Even his guide left, again patting Rebus’s arm and giving him a nod and a wink. It was a day for universal gestures, so Rebus winked back. Then, the kitchen vacant now, muggy with the smell of cheap cigarettes, whisky and body odour, Rebus rinsed out his glass and stood it end-up on the draining board. He walked into the hallway, paused, then knocked and pushed open the living-room door.

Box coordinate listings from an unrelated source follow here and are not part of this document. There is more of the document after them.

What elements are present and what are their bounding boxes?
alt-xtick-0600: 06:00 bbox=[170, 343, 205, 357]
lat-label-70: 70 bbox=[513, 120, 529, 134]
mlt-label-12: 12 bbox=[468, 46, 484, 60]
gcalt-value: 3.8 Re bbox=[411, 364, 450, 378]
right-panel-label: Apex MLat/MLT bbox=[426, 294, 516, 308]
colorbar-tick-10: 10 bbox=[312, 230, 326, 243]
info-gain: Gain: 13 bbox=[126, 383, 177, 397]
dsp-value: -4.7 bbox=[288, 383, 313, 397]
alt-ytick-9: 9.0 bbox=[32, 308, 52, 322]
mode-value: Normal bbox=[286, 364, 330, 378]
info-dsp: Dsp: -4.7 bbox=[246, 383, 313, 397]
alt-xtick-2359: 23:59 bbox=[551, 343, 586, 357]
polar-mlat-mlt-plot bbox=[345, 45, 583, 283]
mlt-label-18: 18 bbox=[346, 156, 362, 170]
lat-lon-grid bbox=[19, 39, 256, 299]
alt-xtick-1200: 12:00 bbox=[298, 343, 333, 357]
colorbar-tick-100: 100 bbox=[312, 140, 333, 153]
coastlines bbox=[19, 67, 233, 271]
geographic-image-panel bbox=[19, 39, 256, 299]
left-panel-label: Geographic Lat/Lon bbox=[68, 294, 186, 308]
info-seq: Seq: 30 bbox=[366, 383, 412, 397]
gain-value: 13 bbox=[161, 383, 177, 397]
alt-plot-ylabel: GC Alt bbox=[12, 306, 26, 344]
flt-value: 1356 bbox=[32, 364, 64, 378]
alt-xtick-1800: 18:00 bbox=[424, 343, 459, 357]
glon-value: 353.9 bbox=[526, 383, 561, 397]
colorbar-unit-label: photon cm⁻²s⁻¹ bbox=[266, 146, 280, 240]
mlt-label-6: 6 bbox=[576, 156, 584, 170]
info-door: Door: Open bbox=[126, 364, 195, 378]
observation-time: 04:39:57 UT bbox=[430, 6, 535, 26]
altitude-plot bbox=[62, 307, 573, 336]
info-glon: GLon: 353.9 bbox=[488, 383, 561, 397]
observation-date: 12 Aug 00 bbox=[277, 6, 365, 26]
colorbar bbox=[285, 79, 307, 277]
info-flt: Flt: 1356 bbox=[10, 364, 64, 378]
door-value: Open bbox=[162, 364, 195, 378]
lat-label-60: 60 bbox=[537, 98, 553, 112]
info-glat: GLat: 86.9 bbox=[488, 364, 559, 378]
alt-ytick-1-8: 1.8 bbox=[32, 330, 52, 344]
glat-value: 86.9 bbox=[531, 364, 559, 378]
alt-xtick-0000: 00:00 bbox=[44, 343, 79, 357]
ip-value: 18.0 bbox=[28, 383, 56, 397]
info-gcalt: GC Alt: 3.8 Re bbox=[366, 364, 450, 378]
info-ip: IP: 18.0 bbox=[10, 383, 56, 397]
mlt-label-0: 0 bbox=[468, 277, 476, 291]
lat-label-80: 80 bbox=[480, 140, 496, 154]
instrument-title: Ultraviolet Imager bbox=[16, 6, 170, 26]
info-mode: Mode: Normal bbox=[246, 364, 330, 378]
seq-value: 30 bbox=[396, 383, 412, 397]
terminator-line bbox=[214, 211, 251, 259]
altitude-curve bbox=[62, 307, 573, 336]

As he had suspected, Grace Gallagher, as frail-looking as he’d thought, dabbing behind her fifties-style spectacles, was seated in an armchair. On the arm of the chair sat a woman in her forties, heavy-bodied but not without presence. The other chairs were vacant. Teacups sat on a dining table, alongside an unfinished plate of sandwiches, empty sherry glasses, the bottle itself, and, curiously, a pack of playing cards, laid out as though someone had broken off halfway through a game of patience.
Opposite the television set sat another sunken armchair, looking as if it had not been sat in this whole afternoon. Rebus could guess why: the deceased’s chair, the throne to his tiny kingdom. He smiled towards the two women. Grace Gallagher only half looked towards him.
‘Thanks for dropping by,’ she said, her voice slightly revived from earlier. ‘It was good of you. Cheerio.’
‘Actually, Mrs Gallagher,’ said Rebus, stepping into the room, ‘I’m a police officer, Detective Inspector Rebus. Dr Aitken asked me to look in.’
‘Oh.’ Grace Gallagher looked at him now. Pretty eyes sinking into crinkly white skin. A dab of natural colour on each cheek. Her silvery hair hadn’t seen a perm in quite a while, but someone had combed it, perhaps to enable her to face the rigours of the afternoon. The daughter-in-law – or so Rebus supposed the woman on the arm of the chair to be – was rising.